Eric Dondero for Congress

The excellent Ron Paul is to face a challenge for his Congressional District - Texas CD 14. Despite Dr Paul's important contributions to American politics, it is one which I hope will succeed.

Ron Paul has been a Republican Congressman for most of the last 20 years. He took some time out of Congress to run for President as the Libertarian Party candidate in 1988. He is known by the (mostly) affectionate nickname of "Dr No", because he votes against almost everything. That's a useful role. Firstly, because most federal projects are misguided or not authorised by the Constitution, and secondly because no project is so good that it could not do with at least some opposition, if only to sharpen the thinking behind it. When there is only one vote cast against something in Congress, that vote is usually Ron Paul's.

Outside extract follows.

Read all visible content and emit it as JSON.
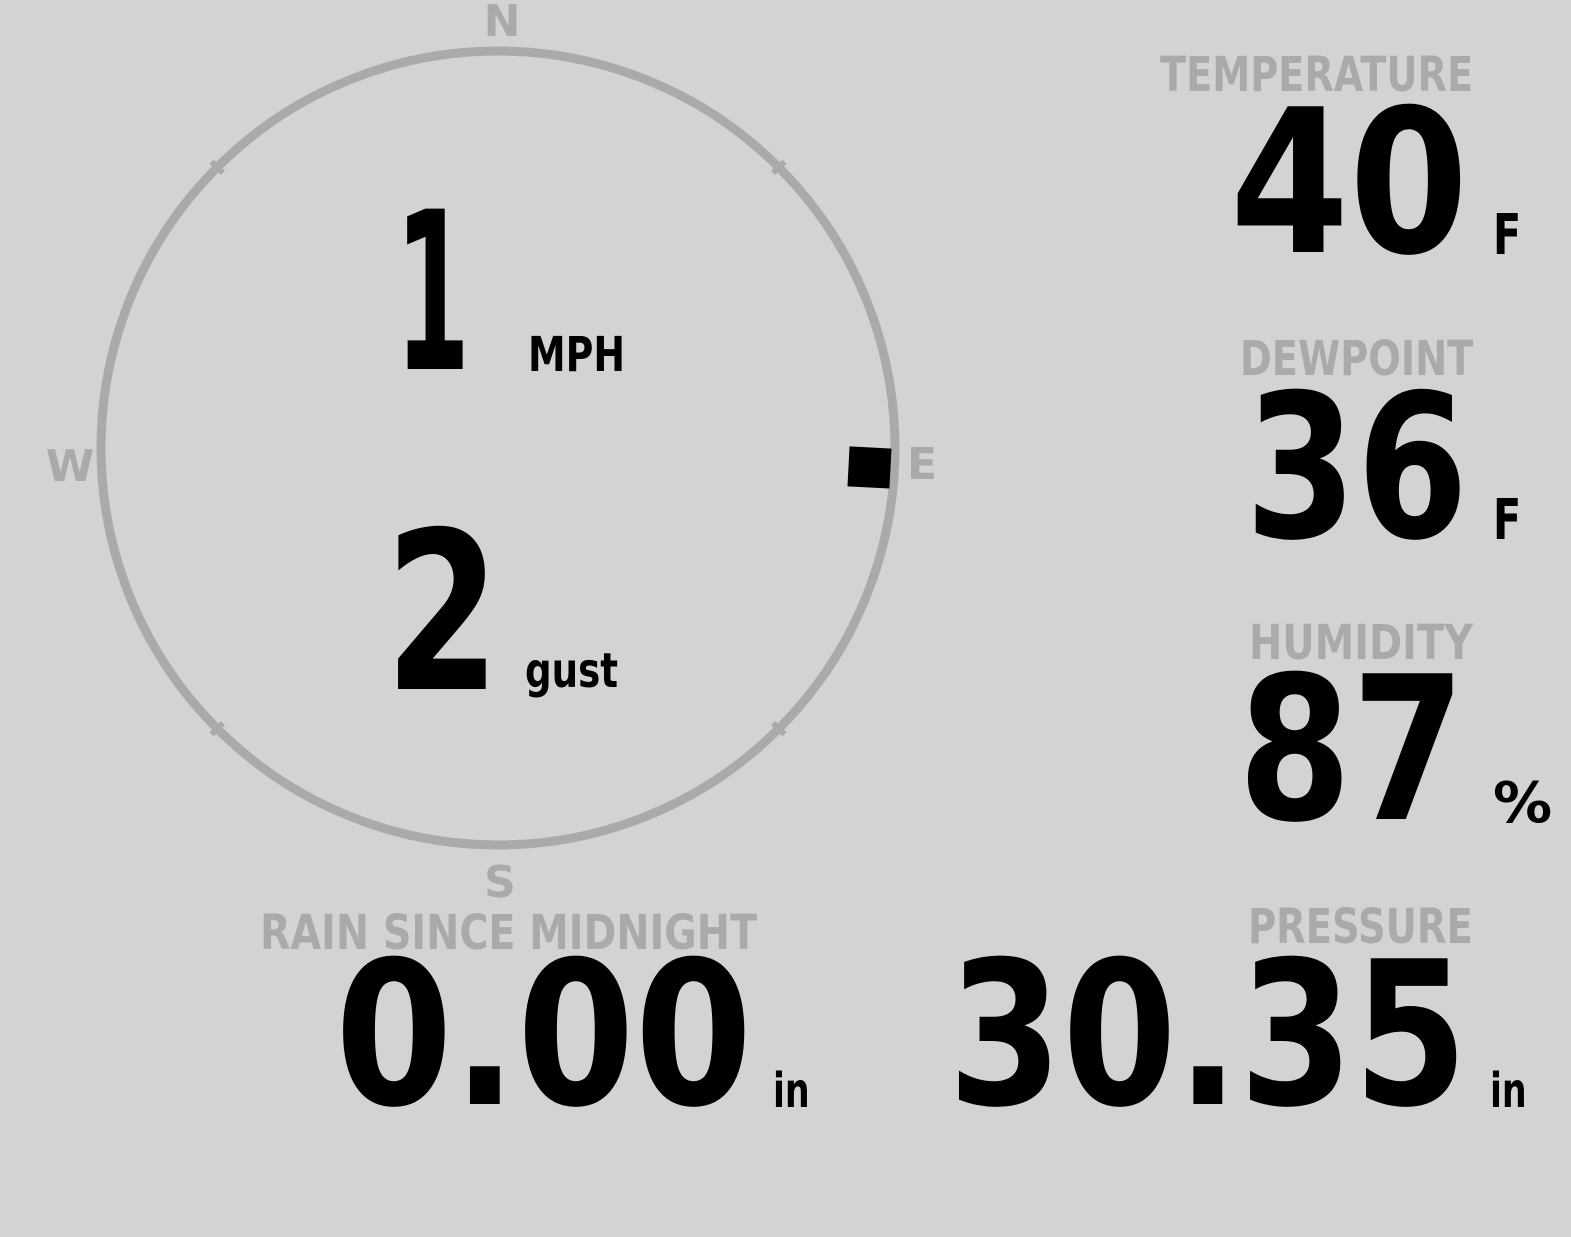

Now he is running for President again - this time contesting the Republican nomination. He won't win, of course. He may just be using it to raise out of state funds for his Congressional run. More likely he wants to push his ideas. In the main, good luck to him with that. He will probably stay in the race right up to the convention - where he will have no more than a handful of delegates - rather than withdraw and endorse someone else. He may jump ship, and return to the Libertarians.

With all the good things I have said about Ron Paul, the headline here probably looks incongruous, but I mean it.

Dr Paul has fallen out with a great many of his supporters for his weak stance on national security. I think that he - just like the Libertarian Party in the 2004 election - is mistaken on this. Rudy Giuliani's slapdown of him in the South Carolina debate was only slightly unfair in the way it characterised his position. Dr Paul did not precisely say that he thought the US invited the 9/11 attacks, but when asked to deny that this was his view, he twice evaded the question. (See below).

So, if we could find a candidate who shared Ron Paul's general philosophy and integrity, but was firmer on national security, we would certainly have a very strong candidate indeed. Such a candidate has come forward, and his name is Eric Dondero.

Eric, like Ron Paul, is a former member of the Libertarian Party. In fact, he was an aide to Paul in the 1988 campaign. He later founded the Republican Liberty Caucus and went to work for Paul again. He was his campaign manager in 1996. He lives in the district, and knows it well. He only fell out with the Congressman recently, on the issue of national security.

If you want a Congressman who agrees with Ron Paul across a range of issues, but not on national security, Eric Dondero is the man.